Conceptions of God can vary widely, but the word God in English—and its counterparts in other languages, such as Latinate Deus, Greek Θεός, Slavic Bog, Sanskrit Ishvara, or Arabic Allah—are normally used for any and all conceptions. The same holds for Hebrew El, but in Judaism, God is also given a proper name, Yahweh, harking back to the religion's henotheistic origins. God may also be given a proper name in monotheistic currents of Hinduism which emphasize the personal nature of God, with early references to his name as Krishna-Vasudeva in Bhagavata or later Vishnu and Hari, or recently Shakti. In the Bible, when the word "Lord" is in all capitals, it signifies that the word represents the personal Hebrew name of god, Yahweh.

It is difficult to draw a line between proper names and epitheta of God, such as the names and titles of Jesus in the New Testament, the names of God in the Quran, and the various lists of thousand names of God and List of titles and names of Krishna in Vaishnavism

Conceptions of God
Conceptions of God vary widely. Theologians and philosophers have studied countless conceptions of God since the dawn of civilization. The Abrahamic conceptions of God include the trinitarian view of Christians, the Kabbalistic definition of Jewish mysticism, and the Islamic concept of God. The dharmic religions differ in their view of the divine: views of God in Hinduism vary by region, sect, and caste, ranging from monotheistic to polytheistic; the view of God in Buddhism is almost non-theist. In modern times, some more abstract concepts have been developed, such as process theology and open theism. Conceptions of God held by individual believers vary so widely that there is no clear consensus on the nature of God. The contemporaneous French philosopher Michel Henry has however proposed a phenomenological approach and definition of God as phenomenological essence of Life.

Existence of God

Many arguments for and against the existence of God have been proposed and rejected by philosophers, theologians, and other thinkers. In philosophical terminology, such arguments concern schools of thought on the epistemology of the ontology of God.

There are many philosophical issues concerning the existence of God. Some definitions of God are sometimes nonspecific, while other definitions can be self-contradictory. Arguments for the existence of God typically include metaphysical, empirical, inductive, and subjective types, while others revolve around holes in evolutionary theory and order and complexety in the world. Arguments against the existence of God typically include empirical, deductive, and inductive types. Conclusions reached include: "God exists and this can be proven"; "God exists, but this cannot be proven or disproven" (theism in both cases); "God does not exist" (strong atheism); "God almost certainly does not exist" (de facto atheism); and "no one knows whether God exists" (agnosticism). There are numerous variations on these positions.

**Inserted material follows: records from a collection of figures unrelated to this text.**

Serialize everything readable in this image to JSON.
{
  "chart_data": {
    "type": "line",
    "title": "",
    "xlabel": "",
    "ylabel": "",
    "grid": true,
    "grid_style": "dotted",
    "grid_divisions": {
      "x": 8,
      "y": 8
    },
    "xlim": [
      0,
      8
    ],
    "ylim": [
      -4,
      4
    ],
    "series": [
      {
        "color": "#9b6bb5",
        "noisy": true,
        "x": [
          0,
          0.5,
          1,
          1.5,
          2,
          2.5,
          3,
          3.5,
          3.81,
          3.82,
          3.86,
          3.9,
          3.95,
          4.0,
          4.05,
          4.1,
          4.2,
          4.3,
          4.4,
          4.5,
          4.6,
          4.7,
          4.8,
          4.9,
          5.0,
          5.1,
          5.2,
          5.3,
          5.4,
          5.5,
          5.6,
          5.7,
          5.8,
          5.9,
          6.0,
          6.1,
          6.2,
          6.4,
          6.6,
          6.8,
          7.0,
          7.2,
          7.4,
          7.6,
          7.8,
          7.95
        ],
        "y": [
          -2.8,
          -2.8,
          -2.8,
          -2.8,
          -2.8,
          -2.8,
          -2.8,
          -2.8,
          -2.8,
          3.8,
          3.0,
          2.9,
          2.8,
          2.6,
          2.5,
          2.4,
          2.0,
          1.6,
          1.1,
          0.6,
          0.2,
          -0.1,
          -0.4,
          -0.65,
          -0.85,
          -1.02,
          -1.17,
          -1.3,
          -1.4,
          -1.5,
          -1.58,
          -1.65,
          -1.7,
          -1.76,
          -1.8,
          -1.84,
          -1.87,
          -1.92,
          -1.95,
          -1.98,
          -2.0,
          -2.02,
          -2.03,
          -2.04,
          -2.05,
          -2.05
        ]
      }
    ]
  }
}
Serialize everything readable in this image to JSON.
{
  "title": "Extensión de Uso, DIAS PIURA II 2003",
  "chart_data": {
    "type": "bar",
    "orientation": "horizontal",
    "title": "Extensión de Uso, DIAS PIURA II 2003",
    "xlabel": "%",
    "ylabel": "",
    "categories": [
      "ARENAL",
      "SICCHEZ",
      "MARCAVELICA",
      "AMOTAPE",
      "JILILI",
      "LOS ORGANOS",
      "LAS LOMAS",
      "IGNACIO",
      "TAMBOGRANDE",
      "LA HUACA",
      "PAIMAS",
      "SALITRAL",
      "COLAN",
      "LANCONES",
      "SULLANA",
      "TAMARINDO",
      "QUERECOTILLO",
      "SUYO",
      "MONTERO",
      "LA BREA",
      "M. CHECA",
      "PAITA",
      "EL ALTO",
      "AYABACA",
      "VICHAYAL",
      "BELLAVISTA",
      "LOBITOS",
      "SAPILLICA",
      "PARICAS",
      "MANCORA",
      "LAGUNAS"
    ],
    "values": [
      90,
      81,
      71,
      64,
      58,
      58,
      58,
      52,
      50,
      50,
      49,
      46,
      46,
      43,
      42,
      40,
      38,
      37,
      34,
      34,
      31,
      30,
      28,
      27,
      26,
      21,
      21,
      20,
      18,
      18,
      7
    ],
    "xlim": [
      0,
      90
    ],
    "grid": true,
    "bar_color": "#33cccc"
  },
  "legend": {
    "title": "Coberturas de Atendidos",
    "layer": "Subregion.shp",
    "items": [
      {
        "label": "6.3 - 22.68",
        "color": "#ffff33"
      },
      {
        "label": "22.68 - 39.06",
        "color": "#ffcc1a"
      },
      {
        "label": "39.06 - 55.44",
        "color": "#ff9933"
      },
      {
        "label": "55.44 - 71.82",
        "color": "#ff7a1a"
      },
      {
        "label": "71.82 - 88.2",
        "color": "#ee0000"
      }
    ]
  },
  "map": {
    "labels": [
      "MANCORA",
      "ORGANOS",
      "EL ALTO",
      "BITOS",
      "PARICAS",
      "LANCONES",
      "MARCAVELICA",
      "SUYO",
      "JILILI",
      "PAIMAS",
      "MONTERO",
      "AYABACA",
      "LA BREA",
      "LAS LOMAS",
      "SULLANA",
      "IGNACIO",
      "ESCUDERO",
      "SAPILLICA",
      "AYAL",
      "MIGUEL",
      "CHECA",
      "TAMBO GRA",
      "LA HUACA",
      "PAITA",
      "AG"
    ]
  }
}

A recent argument for the existence of God is intelligent design, which asserts that "certain features of the universe and of living things are best explained by an intelligent cause, not an undirected process such as natural selection." It is a modern form of the traditional argument from design, modified to avoid specifying the nature or identity of the designer. Its primary proponents, all of whom are associated with the Discovery Institute, believe the designer to be the Abrahamic God.